Emerald Sight is tough for me to swallow, because it seems like a left-field, arbitrary addition. And in Dawnbreaker, Humphries makes a few more arbitrary changes that seem to conform the “rules of the ring” to the story he wants to tell. As I mentioned above, Bruce overrides the ring’s safeguards with his rapidly increasing willpower, causing the ring to malfunction from the excess. But why would such a thing never have happened with another Lantern previously? And in Humphries’ own Green Lanterns, one of the very first ring-slingers came to her own ruin when she couldn’t control her ascendant will. So why do things work differently here? Why doesn’t Bruce disintegrate himself? Why does the technology work differently?
And while we’re asking questions, how exactly does Bruce “put the void” into his ring and make it capable of his new “blackout” power? I’m not completely opposed to new things, but it just doesn’t seem like a power that makes sense. And what’s more, how can he just take out the whole Corps?

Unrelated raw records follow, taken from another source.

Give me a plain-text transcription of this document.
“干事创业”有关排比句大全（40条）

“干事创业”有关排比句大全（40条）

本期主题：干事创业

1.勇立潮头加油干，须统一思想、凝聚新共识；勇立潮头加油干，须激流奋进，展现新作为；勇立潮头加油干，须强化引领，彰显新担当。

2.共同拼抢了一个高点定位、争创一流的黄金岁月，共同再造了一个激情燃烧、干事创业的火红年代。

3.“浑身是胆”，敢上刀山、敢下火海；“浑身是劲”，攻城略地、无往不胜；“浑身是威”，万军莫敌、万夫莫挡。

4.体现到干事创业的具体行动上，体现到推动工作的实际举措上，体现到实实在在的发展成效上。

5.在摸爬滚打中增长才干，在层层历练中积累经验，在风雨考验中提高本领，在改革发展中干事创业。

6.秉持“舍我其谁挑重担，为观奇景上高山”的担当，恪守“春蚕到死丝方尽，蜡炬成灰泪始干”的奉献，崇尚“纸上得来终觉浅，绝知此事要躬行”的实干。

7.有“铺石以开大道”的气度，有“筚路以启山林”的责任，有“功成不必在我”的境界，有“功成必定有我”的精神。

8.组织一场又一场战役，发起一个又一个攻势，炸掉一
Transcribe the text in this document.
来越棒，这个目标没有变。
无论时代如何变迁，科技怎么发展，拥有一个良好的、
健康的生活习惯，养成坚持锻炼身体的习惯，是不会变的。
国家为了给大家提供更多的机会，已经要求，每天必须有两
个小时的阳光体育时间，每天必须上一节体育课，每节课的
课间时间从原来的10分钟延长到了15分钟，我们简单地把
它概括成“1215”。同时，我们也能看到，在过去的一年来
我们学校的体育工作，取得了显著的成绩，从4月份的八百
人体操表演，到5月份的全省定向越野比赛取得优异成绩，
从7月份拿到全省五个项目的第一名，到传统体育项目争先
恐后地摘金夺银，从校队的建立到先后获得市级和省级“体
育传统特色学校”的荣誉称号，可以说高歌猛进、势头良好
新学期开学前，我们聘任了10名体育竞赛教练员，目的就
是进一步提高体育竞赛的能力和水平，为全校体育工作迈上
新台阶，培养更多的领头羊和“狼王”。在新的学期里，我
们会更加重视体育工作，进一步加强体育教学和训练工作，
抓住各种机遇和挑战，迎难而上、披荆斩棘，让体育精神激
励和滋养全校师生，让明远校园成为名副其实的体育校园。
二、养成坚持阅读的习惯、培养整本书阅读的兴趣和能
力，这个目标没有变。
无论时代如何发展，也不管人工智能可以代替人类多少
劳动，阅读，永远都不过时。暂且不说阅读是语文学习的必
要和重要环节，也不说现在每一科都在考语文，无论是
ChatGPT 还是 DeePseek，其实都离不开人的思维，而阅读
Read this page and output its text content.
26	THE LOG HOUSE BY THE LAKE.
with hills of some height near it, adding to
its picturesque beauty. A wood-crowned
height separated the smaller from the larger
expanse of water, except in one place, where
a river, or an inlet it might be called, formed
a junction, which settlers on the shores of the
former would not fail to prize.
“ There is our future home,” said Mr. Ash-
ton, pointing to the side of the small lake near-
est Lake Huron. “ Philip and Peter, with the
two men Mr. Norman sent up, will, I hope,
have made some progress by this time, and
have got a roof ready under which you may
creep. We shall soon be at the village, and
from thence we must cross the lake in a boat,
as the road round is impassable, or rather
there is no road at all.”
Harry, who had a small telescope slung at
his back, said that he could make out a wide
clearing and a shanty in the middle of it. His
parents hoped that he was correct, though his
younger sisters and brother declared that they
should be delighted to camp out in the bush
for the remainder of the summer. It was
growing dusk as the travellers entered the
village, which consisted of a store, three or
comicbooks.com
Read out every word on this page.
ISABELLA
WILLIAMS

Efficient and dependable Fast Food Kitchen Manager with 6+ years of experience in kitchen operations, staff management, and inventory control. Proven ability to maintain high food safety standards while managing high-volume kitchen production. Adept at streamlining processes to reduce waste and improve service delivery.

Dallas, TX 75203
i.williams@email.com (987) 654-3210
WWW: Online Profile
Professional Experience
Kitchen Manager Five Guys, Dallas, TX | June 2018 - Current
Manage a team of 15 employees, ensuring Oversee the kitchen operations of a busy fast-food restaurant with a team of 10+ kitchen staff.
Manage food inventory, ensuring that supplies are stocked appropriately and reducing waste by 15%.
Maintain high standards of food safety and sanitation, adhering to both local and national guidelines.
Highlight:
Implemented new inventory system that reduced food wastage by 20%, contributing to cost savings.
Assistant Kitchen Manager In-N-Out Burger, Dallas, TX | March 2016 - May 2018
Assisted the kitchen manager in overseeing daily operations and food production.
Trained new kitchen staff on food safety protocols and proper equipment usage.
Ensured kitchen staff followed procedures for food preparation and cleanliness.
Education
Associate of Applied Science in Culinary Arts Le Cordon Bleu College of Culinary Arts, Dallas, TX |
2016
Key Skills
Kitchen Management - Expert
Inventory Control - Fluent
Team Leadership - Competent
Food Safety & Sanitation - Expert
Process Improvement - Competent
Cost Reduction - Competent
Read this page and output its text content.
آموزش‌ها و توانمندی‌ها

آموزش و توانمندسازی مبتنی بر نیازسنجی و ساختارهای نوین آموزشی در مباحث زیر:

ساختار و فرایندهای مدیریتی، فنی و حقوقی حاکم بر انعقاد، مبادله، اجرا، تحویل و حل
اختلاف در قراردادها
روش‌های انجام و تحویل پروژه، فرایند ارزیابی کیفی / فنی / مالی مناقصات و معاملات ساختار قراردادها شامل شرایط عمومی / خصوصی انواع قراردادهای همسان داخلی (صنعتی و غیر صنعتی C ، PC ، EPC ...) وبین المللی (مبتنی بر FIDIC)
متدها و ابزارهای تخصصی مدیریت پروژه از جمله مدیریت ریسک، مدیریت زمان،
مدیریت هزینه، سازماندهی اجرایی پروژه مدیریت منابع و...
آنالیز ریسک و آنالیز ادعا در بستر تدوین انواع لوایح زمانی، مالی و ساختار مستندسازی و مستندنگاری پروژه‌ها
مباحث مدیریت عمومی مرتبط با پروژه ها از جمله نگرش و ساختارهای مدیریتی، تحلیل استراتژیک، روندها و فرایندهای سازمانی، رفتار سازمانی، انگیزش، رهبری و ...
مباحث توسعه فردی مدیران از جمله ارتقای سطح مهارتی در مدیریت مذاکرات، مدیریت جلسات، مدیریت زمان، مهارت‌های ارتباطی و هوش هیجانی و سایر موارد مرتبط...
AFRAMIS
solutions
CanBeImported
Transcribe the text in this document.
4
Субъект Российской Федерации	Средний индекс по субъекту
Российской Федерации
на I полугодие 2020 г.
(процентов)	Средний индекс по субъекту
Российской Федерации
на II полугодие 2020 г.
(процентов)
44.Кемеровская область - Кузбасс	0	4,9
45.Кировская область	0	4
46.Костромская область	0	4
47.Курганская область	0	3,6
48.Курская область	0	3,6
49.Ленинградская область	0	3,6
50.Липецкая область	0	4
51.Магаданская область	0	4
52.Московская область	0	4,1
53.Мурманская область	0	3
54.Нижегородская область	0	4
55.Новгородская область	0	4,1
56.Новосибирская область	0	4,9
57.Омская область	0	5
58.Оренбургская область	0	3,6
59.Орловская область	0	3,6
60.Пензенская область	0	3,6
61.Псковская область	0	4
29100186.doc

Expected excellence from Van Sciver
Ethan Van Sciver and Jason Wright deliver an outstanding bit of artwork, particularly after the opening scene (how spooky is the empty skull of Chill, though?). His character aesthetics will never be my favorite, but the scope of a Van Sciver’s pages, especially when there’s ring-slinging going on, is something special. His background work is first-rate, as well, which makes the whole affair feel more real, and consequently, urgent—it’s not just a superhero slug-fest over splotches of color.
The other side of that coin, though, is that there’s a lot of artwork for letterer Tom Napolitano to work around, but he handles it wonderfully. Look especially at the page featuring The Batman Who Laughs—there’s quite a bit of text, and quite a few characters, but Napolitano deftly nestles the biggest chunks between TBWL’s creepy little Toddlings.
I’m still not nuts about the red text on black balloons, but that’s not Napolitano’s fault—it’s just the style in use across all of the Metal books for that particular character.
All-in-all, this is a fair story with excellent artwork and lettering. Humphries went toward the right end, ultimately, but I think he got there too quickly, and his Dawnbreaker fails to earn my empathy.
- You never tire of seeing Ethan Van Sciver draw Green Lanterns
- You like seeing Joe Chill get his reward
It reads better the second time, but Batman: The Dawnbreaker still suffers from an unrecognizable hero and one-too-many ring-related contrivances. It’s a shame, because it’s a great-looking book that deserves a better implementation of the good idea at the root of it all.